La difficulté d’accès au financement reste l’un des principaux obstacles à la création, la  croissance des PME/PMI voire même leur survie, en particulier en ce qui concerne les plus innovantes d’entre elles. La survie et la croissance des PME exigent des politiques et programmes spécifiques, comme le montre le vaste éventail de mesures en direction des PME/PMI mis en place par les pays de l’OCDE. Les PME/PMI éprouvent d’énormes difficultés pour trouver les financements nécessaires afin d’assurer leur développement et dans certains cas leur survie. Cette difficulté résulte de :

  • leur structure financière n’étant pas suffisamment solide (capitalisation plus faible);
  • du point de vue risques de crédit, leur notation demeure assez faible (quand elles sont notées);
  • elles sont fortement tributaires du crédit et ne disposant pas d’un large choix d’options de financement.

Les principaux facteurs à l’origine du renforcement de la prudence des banques en matière d’octroi de prêts aux PME/PMI, notamment à court terme, sont principalement :

  • la carence des perspectives économiques des PME/PMI marquées par une forte augmentation des taux d’insolvabilité ;
  • la stagnation des prêts interbancaires et l’augmentation du coût du capital ;
  • la volonté des banques de redresser leur bilan. Les établissements bancaires de tous les pays sont sous pression et s’efforcent de préserver ou de renforcer leur assise financière. Ils privilégient donc les transactions assorties de toutes les garanties nécessaires. En choisissant de soutenir uniquement les plus grands de leurs clients

Confrontées à une détérioration de l’accès au crédit, les PME/PMI explorent d’autres sources de financement possibles telles que la mobilisation de réserves, l’autofinancement et l’affacturage.
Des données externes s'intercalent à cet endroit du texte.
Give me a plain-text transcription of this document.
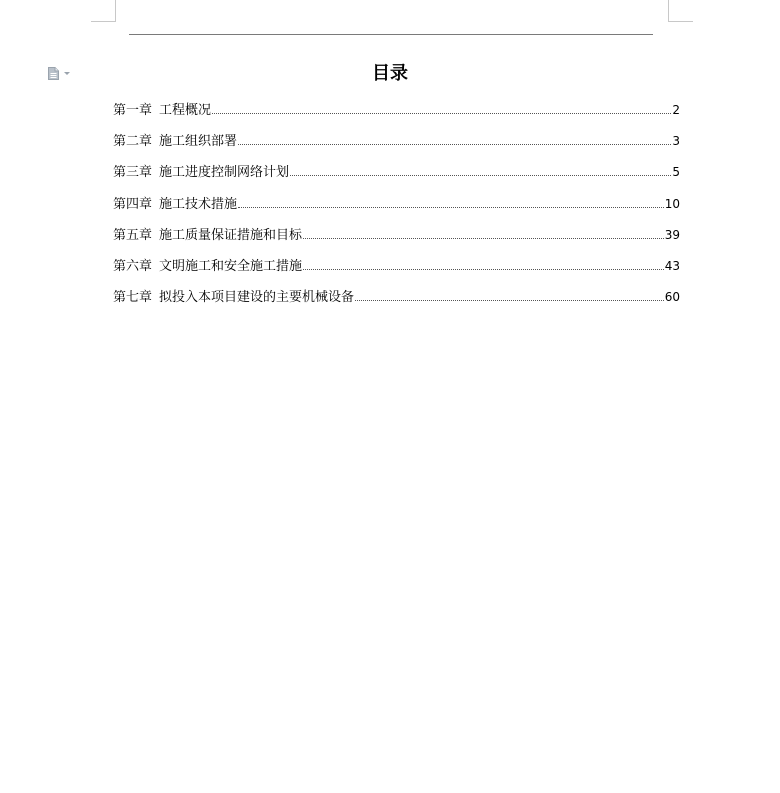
目录
第一章 工程概况	2
第二章 施工组织部署	3
第三章 施工进度控制网络计划	5
第四章 施工技术措施	10
第五章 施工质量保证措施和目标	39
第六章 文明施工和安全施工措施	43
第七章 拟投入本项目建设的主要机械设备	60
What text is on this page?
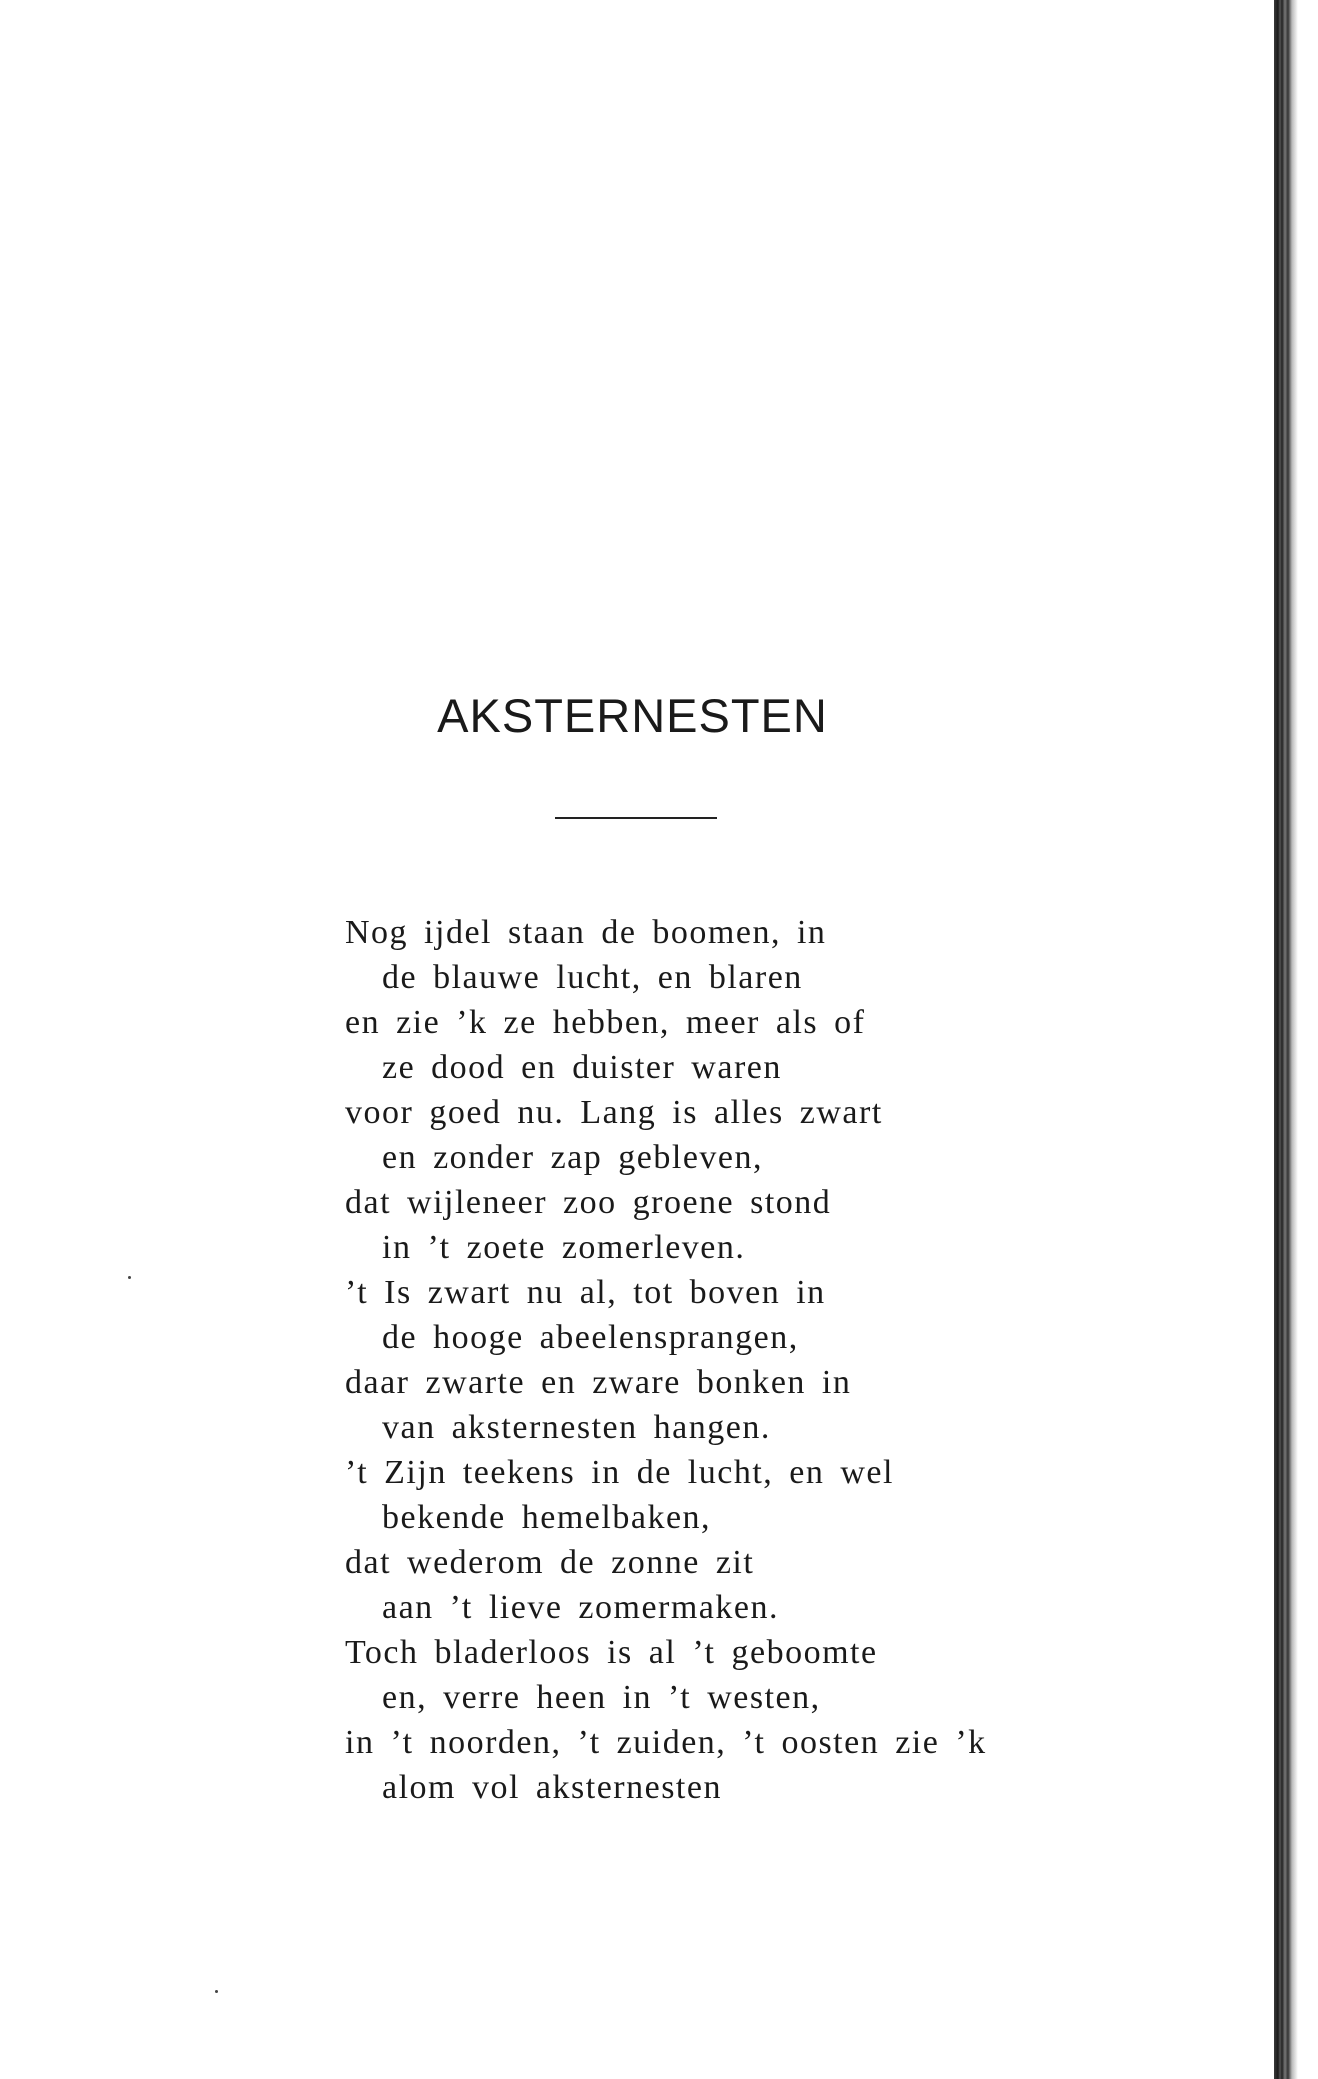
AKSTERNESTEN
Nog ijdel staan de boomen, in
de blauwe lucht, en blaren
en zie ’k ze hebben, meer als of
ze dood en duister waren
voor goed nu. Lang is alles zwart
en zonder zap gebleven,
dat wijleneer zoo groene stond
in ’t zoete zomerleven.
’t Is zwart nu al, tot boven in
de hooge abeelensprangen,
daar zwarte en zware bonken in
van aksternesten hangen.
’t Zijn teekens in de lucht, en wel
bekende hemelbaken,
dat wederom de zonne zit
aan ’t lieve zomermaken.
Toch bladerloos is al ’t geboomte
en, verre heen in ’t westen,
in ’t noorden, ’t zuiden, ’t oosten zie ’k
alom vol aksternesten
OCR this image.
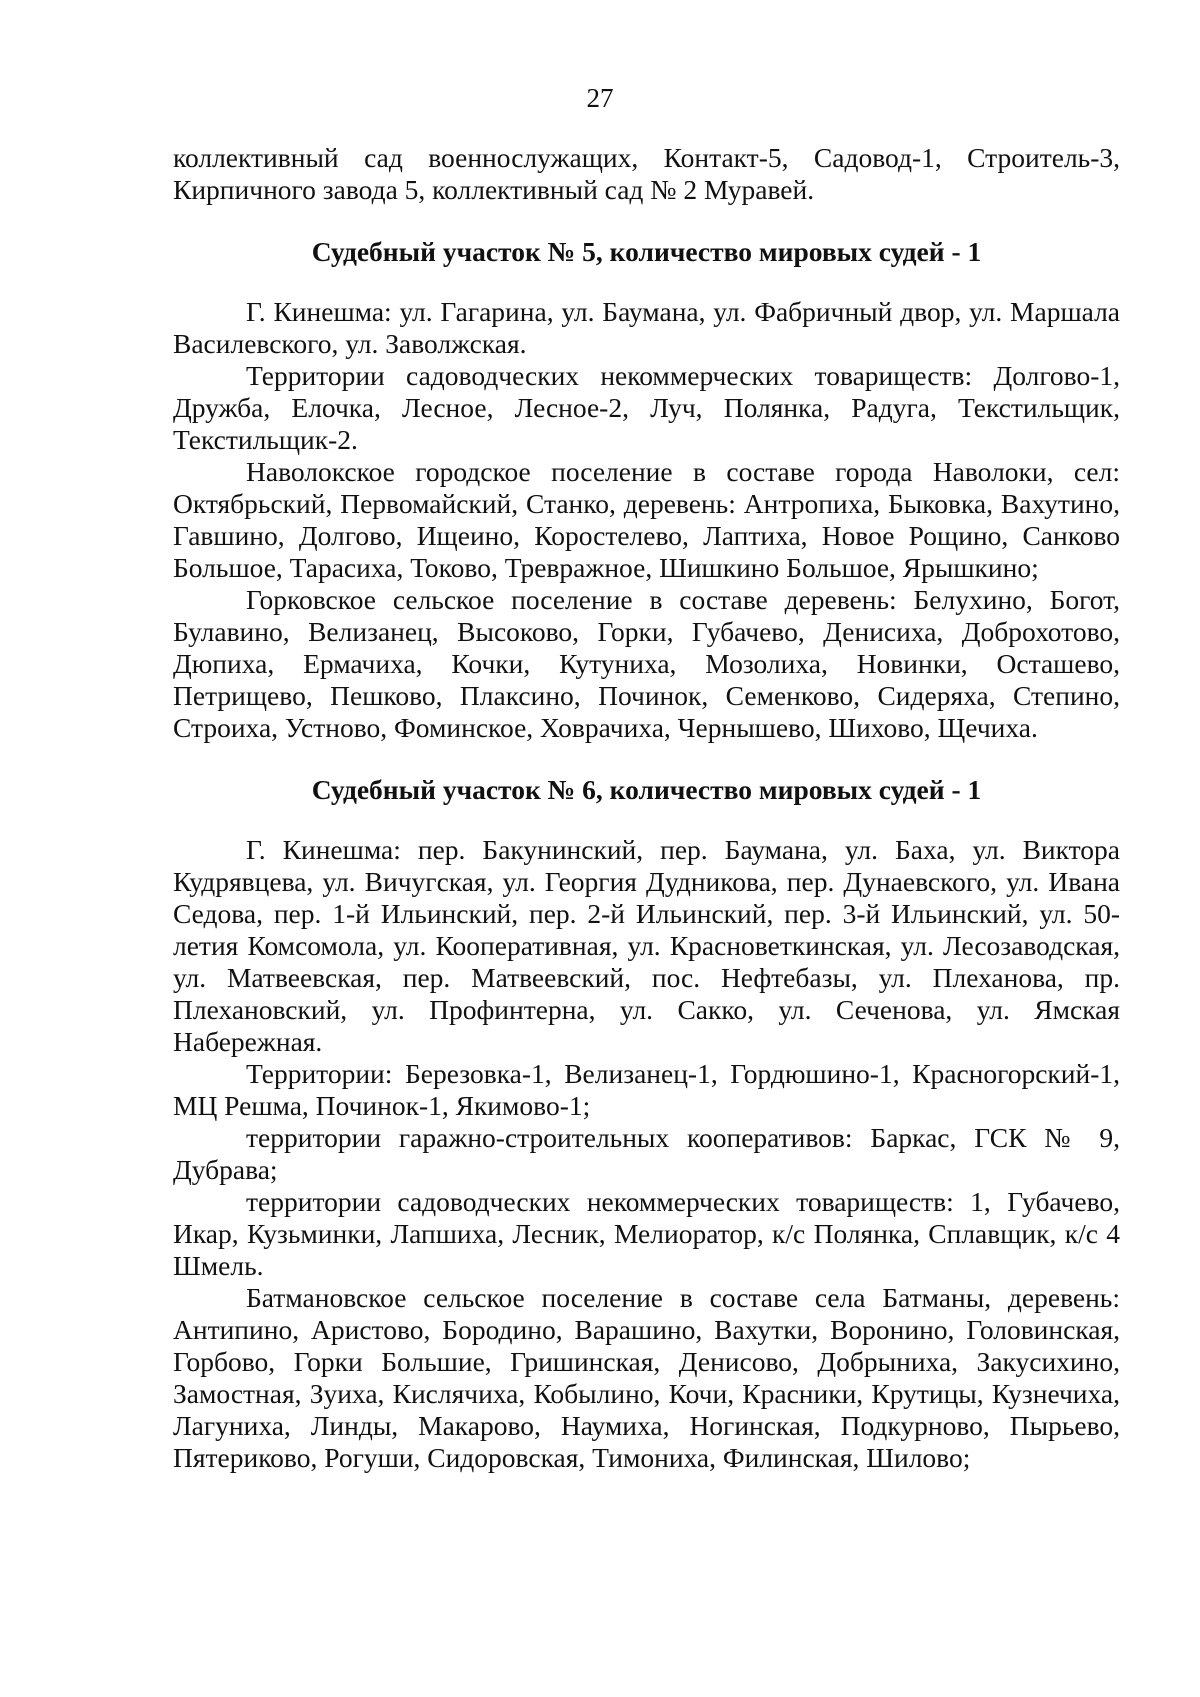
27

коллективный сад военнослужащих, Контакт-5, Садовод-1, Строитель-3, Кирпичного завода 5, коллективный сад № 2 Муравей.

Судебный участок № 5, количество мировых судей - 1

Г. Кинешма: ул. Гагарина, ул. Баумана, ул. Фабричный двор, ул. Маршала Василевского, ул. Заволжская.

Территории садоводческих некоммерческих товариществ: Долгово-1, Дружба, Елочка, Лесное, Лесное-2, Луч, Полянка, Радуга, Текстильщик, Текстильщик-2.

Наволокское городское поселение в составе города Наволоки, сел: Октябрьский, Первомайский, Станко, деревень: Антропиха, Быковка, Вахутино, Гавшино, Долгово, Ищеино, Коростелево, Лаптиха, Новое Рощино, Санково Большое, Тарасиха, Токово, Тревражное, Шишкино Большое, Ярышкино;

Горковское сельское поселение в составе деревень: Белухино, Богот, Булавино, Велизанец, Высоково, Горки, Губачево, Денисиха, Доброхотово, Дюпиха, Ермачиха, Кочки, Кутуниха, Мозолиха, Новинки, Осташево, Петрищево, Пешково, Плаксино, Починок, Семенково, Сидеряха, Степино, Строиха, Устново, Фоминское, Ховрачиха, Чернышево, Шихово, Щечиха.

Судебный участок № 6, количество мировых судей - 1

Г. Кинешма: пер. Бакунинский, пер. Баумана, ул. Баха, ул. Виктора Кудрявцева, ул. Вичугская, ул. Георгия Дудникова, пер. Дунаевского, ул. Ивана Седова, пер. 1-й Ильинский, пер. 2-й Ильинский, пер. 3-й Ильинский, ул. 50-летия Комсомола, ул. Кооперативная, ул. Красноветкинская, ул. Лесозаводская, ул. Матвеевская, пер. Матвеевский, пос. Нефтебазы, ул. Плеханова, пр. Плехановский, ул. Профинтерна, ул. Сакко, ул. Сеченова, ул. Ямская Набережная.

Территории: Березовка-1, Велизанец-1, Гордюшино-1, Красногорский-1, МЦ Решма, Починок-1, Якимово-1;

территории гаражно-строительных кооперативов: Баркас, ГСК № 9, Дубрава;

территории садоводческих некоммерческих товариществ: 1, Губачево, Икар, Кузьминки, Лапшиха, Лесник, Мелиоратор, к/с Полянка, Сплавщик, к/с 4 Шмель.

Батмановское сельское поселение в составе села Батманы, деревень: Антипино, Аристово, Бородино, Варашино, Вахутки, Воронино, Головинская, Горбово, Горки Большие, Гришинская, Денисово, Добрыниха, Закусихино, Замостная, Зуиха, Кислячиха, Кобылино, Кочи, Красники, Крутицы, Кузнечиха, Лагуниха, Линды, Макарово, Наумиха, Ногинская, Подкурново, Пырьево, Пятериково, Рогуши, Сидоровская, Тимониха, Филинская, Шилово;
La mobilisation de capital-risque qui s’est également ralentie partout dans le monde entre 2007 et 2008 peut constituer une opportunité pour l’Algérie (épargné par la crise en termes de disponibilité des ressources publiques pour le financement des investissements).

D’ailleurs le gouvernement algérien, qui projette de créer 200 000 PME/PMI durant la période 2010-2014, a déjà engagé plusieurs mesures de facilitation aux PME/PMI et est en phase de mettre au point un programme d’accompagnement aux PME/PMI pour l’atteinte de cet objectif.